通過算:第2回 通過算の基本的な考え方

今回も中学受験算数の通過算の問題を解説していきましょう。
通過算の第2回目です。

今回は、通過算の基本的な考え方について見ていきます。
(目次はこちら

このページを理解するのに必要な知識

  • 速さの基本的な考え方
  • 時速⇔秒速の変換方法
  • 導入

    ドク
    今回から通過算というものについてみていくぞぃ
    さとし
    前回もそう言ってたね。で、通過算って?

    ドク
    旅人算の回では動くのは「人」じゃったの?
    さとし
    そらそうだよ

    ドク
    通過算では主に「電車」が登場するんじゃ
    さとし
    ただそれだけ?別に勉強しなくていいじゃん

    ドク
    「電車」は「人」とは違い、長さというか幅があるんじゃ。だから考え方が変わってきよる
    さとし
    「人」も幅はあるよ

    ドク
    確かにそうなんじゃが、そんなものムシじゃムシ!
    さとし
    !!!

    ドク
    もちろん問題文に書いてあれば別だがのぅ
    さとし
    ふ~ん。そういうことになってるんだね

    ドク
    そういうことになってるんじゃ。では問題じゃ

    問題

    長さ100m、時速72kmの電車が、電柱の前を通り過ぎるのに何秒かかりますか?

    解説

    さとし
    問題の意味がよく分からないね

    ドク
    ではまず図を描いてみるかのぅ。こんな感じじゃ

    通過算

    通過算

    ドク
    これは電柱を通り過ぎる直前の図じゃ。何か質問は?

    さとし
    三角形の電車なんて見たことないよ

    ドク
    そこはどうでもよいんじゃ

    さとし
    ○は何なの?

    ドク
    ○は電車の先頭を表しておる。

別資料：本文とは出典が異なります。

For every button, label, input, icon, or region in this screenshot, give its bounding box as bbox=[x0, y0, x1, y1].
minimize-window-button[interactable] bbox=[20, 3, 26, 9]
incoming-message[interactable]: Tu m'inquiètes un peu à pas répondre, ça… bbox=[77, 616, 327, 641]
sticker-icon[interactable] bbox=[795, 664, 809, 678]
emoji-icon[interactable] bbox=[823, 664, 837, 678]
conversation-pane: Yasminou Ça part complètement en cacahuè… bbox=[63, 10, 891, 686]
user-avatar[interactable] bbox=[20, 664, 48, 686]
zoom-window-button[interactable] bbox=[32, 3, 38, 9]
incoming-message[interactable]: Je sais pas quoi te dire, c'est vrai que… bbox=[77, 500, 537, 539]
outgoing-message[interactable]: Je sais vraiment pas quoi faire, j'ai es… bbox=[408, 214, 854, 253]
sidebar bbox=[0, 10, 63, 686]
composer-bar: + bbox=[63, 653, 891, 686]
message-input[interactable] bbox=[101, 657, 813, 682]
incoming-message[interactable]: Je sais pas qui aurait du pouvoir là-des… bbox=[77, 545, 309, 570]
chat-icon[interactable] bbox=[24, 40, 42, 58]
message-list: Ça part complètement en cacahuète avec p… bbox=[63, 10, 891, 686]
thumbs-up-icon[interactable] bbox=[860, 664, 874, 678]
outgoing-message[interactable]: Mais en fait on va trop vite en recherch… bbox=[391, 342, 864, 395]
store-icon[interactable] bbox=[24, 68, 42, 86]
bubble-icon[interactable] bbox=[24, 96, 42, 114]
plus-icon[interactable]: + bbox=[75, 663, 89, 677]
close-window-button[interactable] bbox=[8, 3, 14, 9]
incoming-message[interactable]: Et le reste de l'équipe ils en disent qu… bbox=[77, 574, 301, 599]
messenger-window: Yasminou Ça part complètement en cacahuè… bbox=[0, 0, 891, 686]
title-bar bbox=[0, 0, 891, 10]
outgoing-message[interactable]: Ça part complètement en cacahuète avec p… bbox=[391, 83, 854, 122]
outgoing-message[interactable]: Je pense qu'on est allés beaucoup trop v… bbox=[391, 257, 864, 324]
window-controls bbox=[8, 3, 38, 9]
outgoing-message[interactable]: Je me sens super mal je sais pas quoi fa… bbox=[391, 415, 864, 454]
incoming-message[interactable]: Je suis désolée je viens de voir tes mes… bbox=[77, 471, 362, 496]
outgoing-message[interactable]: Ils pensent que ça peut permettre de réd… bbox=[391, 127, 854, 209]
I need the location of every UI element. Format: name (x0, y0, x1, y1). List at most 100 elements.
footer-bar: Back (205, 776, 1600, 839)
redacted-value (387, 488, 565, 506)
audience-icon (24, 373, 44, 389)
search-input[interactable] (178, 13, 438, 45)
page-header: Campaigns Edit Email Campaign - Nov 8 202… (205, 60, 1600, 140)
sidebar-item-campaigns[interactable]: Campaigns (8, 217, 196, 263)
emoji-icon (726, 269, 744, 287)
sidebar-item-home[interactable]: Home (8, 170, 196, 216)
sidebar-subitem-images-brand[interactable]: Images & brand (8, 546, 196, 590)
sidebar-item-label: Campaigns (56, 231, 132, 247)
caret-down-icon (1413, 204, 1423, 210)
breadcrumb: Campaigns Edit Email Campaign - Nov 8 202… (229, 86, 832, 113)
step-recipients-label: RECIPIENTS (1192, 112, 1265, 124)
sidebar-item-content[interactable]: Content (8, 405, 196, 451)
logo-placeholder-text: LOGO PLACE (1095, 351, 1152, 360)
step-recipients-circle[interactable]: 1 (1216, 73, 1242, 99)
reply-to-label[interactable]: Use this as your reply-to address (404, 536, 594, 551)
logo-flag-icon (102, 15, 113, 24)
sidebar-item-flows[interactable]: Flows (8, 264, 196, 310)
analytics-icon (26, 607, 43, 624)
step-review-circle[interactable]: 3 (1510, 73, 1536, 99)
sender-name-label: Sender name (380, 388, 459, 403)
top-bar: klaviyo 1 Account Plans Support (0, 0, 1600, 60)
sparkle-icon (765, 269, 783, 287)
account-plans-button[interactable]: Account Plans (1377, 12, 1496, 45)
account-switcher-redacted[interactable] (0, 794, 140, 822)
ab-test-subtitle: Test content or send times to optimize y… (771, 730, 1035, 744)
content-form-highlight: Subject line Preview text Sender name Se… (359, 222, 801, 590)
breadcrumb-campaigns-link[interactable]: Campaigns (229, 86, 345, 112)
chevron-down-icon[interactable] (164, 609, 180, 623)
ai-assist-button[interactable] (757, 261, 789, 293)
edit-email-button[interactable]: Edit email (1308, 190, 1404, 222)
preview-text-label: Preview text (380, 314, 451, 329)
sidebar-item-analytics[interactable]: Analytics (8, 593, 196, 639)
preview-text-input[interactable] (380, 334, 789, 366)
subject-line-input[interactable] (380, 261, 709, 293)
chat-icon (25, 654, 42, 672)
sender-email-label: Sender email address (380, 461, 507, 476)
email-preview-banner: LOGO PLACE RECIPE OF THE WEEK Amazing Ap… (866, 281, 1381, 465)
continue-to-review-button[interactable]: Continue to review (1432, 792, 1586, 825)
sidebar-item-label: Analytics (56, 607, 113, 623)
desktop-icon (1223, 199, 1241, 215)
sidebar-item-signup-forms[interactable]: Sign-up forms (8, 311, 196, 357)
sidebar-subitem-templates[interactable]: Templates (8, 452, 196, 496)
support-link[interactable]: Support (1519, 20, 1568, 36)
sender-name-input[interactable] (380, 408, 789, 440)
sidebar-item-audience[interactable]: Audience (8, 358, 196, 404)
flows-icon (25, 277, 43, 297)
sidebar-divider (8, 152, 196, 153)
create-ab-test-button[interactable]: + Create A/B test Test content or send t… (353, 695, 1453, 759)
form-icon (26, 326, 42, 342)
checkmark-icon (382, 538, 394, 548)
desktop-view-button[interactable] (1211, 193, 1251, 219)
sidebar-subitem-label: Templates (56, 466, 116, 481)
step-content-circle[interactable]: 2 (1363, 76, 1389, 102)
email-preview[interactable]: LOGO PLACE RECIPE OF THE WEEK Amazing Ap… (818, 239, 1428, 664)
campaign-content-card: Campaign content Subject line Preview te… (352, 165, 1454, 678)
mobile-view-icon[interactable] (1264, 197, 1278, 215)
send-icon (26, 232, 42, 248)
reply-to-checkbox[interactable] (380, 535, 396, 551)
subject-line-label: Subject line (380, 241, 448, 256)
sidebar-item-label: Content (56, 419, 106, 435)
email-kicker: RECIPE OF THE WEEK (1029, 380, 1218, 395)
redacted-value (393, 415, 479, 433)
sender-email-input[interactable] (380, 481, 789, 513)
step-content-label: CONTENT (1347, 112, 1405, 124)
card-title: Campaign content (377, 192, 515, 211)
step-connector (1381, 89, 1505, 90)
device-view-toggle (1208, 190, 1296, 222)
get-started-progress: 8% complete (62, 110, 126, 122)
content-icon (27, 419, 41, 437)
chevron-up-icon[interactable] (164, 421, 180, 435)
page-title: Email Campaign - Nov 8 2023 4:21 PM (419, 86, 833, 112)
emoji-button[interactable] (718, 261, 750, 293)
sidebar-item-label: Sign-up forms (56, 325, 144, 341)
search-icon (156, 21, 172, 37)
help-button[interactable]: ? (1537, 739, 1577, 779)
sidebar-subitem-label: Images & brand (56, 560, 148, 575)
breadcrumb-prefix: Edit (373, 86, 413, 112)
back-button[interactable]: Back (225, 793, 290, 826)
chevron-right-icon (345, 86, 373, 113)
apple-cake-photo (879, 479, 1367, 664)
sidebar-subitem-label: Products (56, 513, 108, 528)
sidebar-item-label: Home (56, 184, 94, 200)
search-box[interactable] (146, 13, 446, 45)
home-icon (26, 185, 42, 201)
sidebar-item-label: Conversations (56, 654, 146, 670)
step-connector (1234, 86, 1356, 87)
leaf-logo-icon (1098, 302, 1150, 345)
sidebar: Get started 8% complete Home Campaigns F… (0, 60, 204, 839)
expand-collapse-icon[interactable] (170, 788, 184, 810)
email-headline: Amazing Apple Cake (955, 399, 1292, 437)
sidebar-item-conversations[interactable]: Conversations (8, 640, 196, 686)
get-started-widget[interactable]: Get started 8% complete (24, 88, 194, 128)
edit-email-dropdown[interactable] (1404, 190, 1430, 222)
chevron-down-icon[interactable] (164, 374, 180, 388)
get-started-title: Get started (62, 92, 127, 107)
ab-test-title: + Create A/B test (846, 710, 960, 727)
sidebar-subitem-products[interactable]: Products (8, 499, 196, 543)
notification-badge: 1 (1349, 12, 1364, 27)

こうすることで、電車がどこからどこまで移動したのが分かりやすくなるんじゃ

    さとし
    ふ~ん、通り過ぎた後の図は?

    ドク
    こうなるんじゃ

    通過算

    通過算

    さとし
    電車が○から○まで移動したんだね

    ドク
    そういうこっちゃ

    ドク
    電車の長さは100mじゃから図に書き入れるとこうなるのう

    通過算

    通過算

    ドク
    じゃから電車は100m移動したということじゃ

    さとし
    ほーほー。あれ?

    ドク
    なんじゃ?

    さとし
    そういや電柱の幅はどうなるの?

    ドク
    そんなものムシじゃムシ!

    さとし
    また!?

    ドク
    電柱や人など、幅が明らかに短いものはムシする約束になっているんじゃ

    さとし
    ムシする約束!?

    ドク
    そうなんじゃ。もちろん問題文に書いてある場合は別じゃ

    さとし
    ふ~ん

    ドク
    さて、問題に戻るのじゃ

    さとし
    ふ~ん、つまり100mを時速72kmで進むと何秒かかるかって問題だね

    ドク
    そういうことじゃ

    さとし
    72÷3.6=20だから、時速72kmは秒速20mなんだから

    ドク
    よろしいよろしい

    さとし
    100÷20=5秒だね

    ドク
    正解じゃ

    さとし
    よくできました

    まとめ

    通過算のポイントは、
    ・図を描く
    ・電車に印をつけることにより、動いた部分をはっきりさせる
    です。

    今回は電車の先頭に印をつけましたが、最後部に印をつけたほうが分かりやすくなる問題もあります。
    まず先頭につけて、分かりづらかったら最後部につけ直すというのがいいですね。